The 0.5 MP SPAD array enabled wide-field FLIM at 1 Hz acquisition speed with high-photon-count (HPC) and low-photon-count (LPC) data acquisitions. The ANN-based lifetime retrieval provided significantly faster processing (1000-fold speed improvement) compared to LSQ deconvolution. Both HPC and LPC data yielded similar mean lifetimes using both LSQ and ANN methods (Table 1), indicating reliable lifetime retrieval even at low signal-to-noise ratios. Imaging of HT1080 cells showed comparable results between the two methods, with lifetimes matching previously reported values. A 3.6 MP fluorescence lifetime image of Convallaria was achieved using mosaic acquisition with the 0.5 MP array, demonstrating the scalability of the system. The ANN processed this 3.6 MP dataset in only 36 seconds. The study provided a quantitative comparison of the LSQ and ANN methods for lifetime retrieval, which is shown in Figure 4. The results indicated that both methods provide similar lifetime estimations. The ANN provided accurate results, with a root mean square error of 0.0725 on a test set of approximately 1 million synthetic data points.

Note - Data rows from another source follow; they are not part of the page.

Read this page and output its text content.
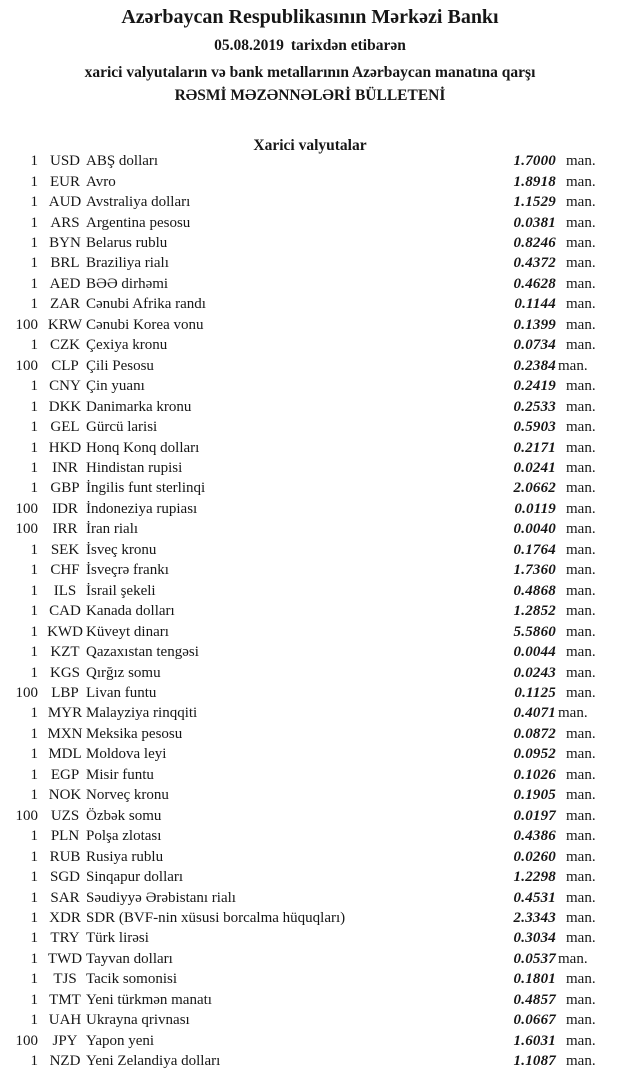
Azərbaycan Respublikasının Mərkəzi Bankı
05.08.2019 tarixdən etibarən
xarici valyutaların və bank metallarının Azərbaycan manatına qarşı
RƏSMİ MƏZƏNNƏLƏRİ BÜLLETENİ
Xarici valyutalar
1 USD ABŞ dolları	1.7000 man.
1 EUR Avro	1.8918 man.
1 AUD Avstraliya dolları	1.1529 man.
1 ARS Argentina pesosu	0.0381 man.
1 BYN Belarus rublu	0.8246 man.
1 BRL Braziliya rialı	0.4372 man.
1 AED BƏƏ dirhəmi	0.4628 man.
1 ZAR Cənubi Afrika randı	0.1144 man.
100 KRW Cənubi Korea vonu	0.1399 man.
1 CZK Çexiya kronu	0.0734 man.
100 CLP Çili Pesosu	0.2384 man.
1 CNY Çin yuanı	0.2419 man.
1 DKK Danimarka kronu	0.2533 man.
1 GEL Gürcü larisi	0.5903 man.
1 HKD Honq Konq dolları	0.2171 man.
1 INR Hindistan rupisi	0.0241 man.
1 GBP İngilis funt sterlinqi	2.0662 man.
100 IDR İndoneziya rupiası	0.0119 man.
100 IRR İran rialı	0.0040 man.
1 SEK İsveç kronu	0.1764 man.
1 CHF İsveçrə frankı	1.7360 man.
1	ILS İsrail şekeli	0.4868 man.
1 CAD Kanada dolları	1.2852 man.
1 KWD Küveyt dinarı	5.5860 man.
1 KZT Qazaxıstan tengəsi	0.0044 man.
1 KGS Qırğız somu	0.0243 man.
100 LBP Livan funtu	0.1125 man.
1 MYR Malayziya rinqqiti	0.4071 man.
1 MXN Meksika pesosu	0.0872 man.
1 MDL Moldova leyi	0.0952 man.
1 EGP Misir funtu	0.1026 man.
1 NOK Norveç kronu	0.1905 man.
100 UZS Özbək somu	0.0197 man.
1 PLN Polşa zlotası	0.4386 man.
1 RUB Rusiya rublu	0.0260 man.
1 SGD Sinqapur dolları	1.2298 man.
1 SAR Səudiyyə Ərəbistanı rialı	0.4531 man.
1 XDR SDR (BVF-nin xüsusi borcalma hüquqları)	2.3343 man.
1 TRY Türk lirəsi	0.3034 man.
1 TWD Tayvan dolları	0.0537 man.
1	TJS Tacik somonisi	0.1801 man.
1 TMT Yeni türkmən manatı	0.4857 man.
1 UAH Ukrayna qrivnası	0.0667 man.
100 JPY Yapon yeni	1.6031 man.
1 NZD Yeni Zelandiya dolları	1.1087 man.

This study successfully demonstrated a high-speed, wide-field FLIM system using a large-format SPAD array and ANN-based lifetime estimation. The significant speed improvement achieved by the ANN makes real-time FLIM feasible for dynamic biological processes. The ability to acquire and process large FOV images opens new avenues for studying complex cellular structures and interactions. The results obtained on both high and low signal samples demonstrated the robustness of the method. The excellent agreement between the ANN and LSQ deconvolution validates the accuracy of the neural network approach. The successful acquisition and processing of a 3.6 MP image highlight the potential for scaling up the system to achieve even larger FOVs and temporal resolution. This methodology can be applied to various biological and medical imaging applications where speed and high spatial resolution are crucial.

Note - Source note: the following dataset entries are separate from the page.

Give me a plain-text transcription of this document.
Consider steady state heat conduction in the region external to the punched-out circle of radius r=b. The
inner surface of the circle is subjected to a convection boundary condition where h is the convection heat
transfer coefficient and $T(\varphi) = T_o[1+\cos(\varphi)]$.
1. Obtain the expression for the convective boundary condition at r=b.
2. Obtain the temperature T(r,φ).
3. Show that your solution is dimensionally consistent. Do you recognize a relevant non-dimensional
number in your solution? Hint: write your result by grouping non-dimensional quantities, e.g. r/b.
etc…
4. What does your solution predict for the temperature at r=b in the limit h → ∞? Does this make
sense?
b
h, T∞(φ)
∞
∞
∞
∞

This work successfully demonstrated a high-speed, wide-field FLIM system utilizing a large-format SPAD array and a novel ANN-based lifetime estimation method. The 1000-fold speed improvement over LSQ deconvolution enables real-time FLIM, while the scalability to multi-megapixel resolution opens possibilities for more comprehensive biological imaging. Future research could explore extending this method to multi-exponential decay analysis and further optimizing the ANN for improved accuracy and speed. Advancements in SPAD technology (increased fill factor and quantum efficiency) will further enhance the capabilities of this FLIM platform.

The current system retrieves mono-exponential lifetimes, limiting its application in scenarios with complex multi-exponential decays. The mosaic acquisition approach necessitates careful sample positioning to minimize stitching artifacts. Further optimization of the ANN might be needed to improve accuracy and robustness in extremely low-photon-count conditions. The current design of the SPAD array camera has a 7% fill factor and a 10% photon detection probability at 510 nm, which limits the overall detection sensitivity and could affect the accuracy of the measurements.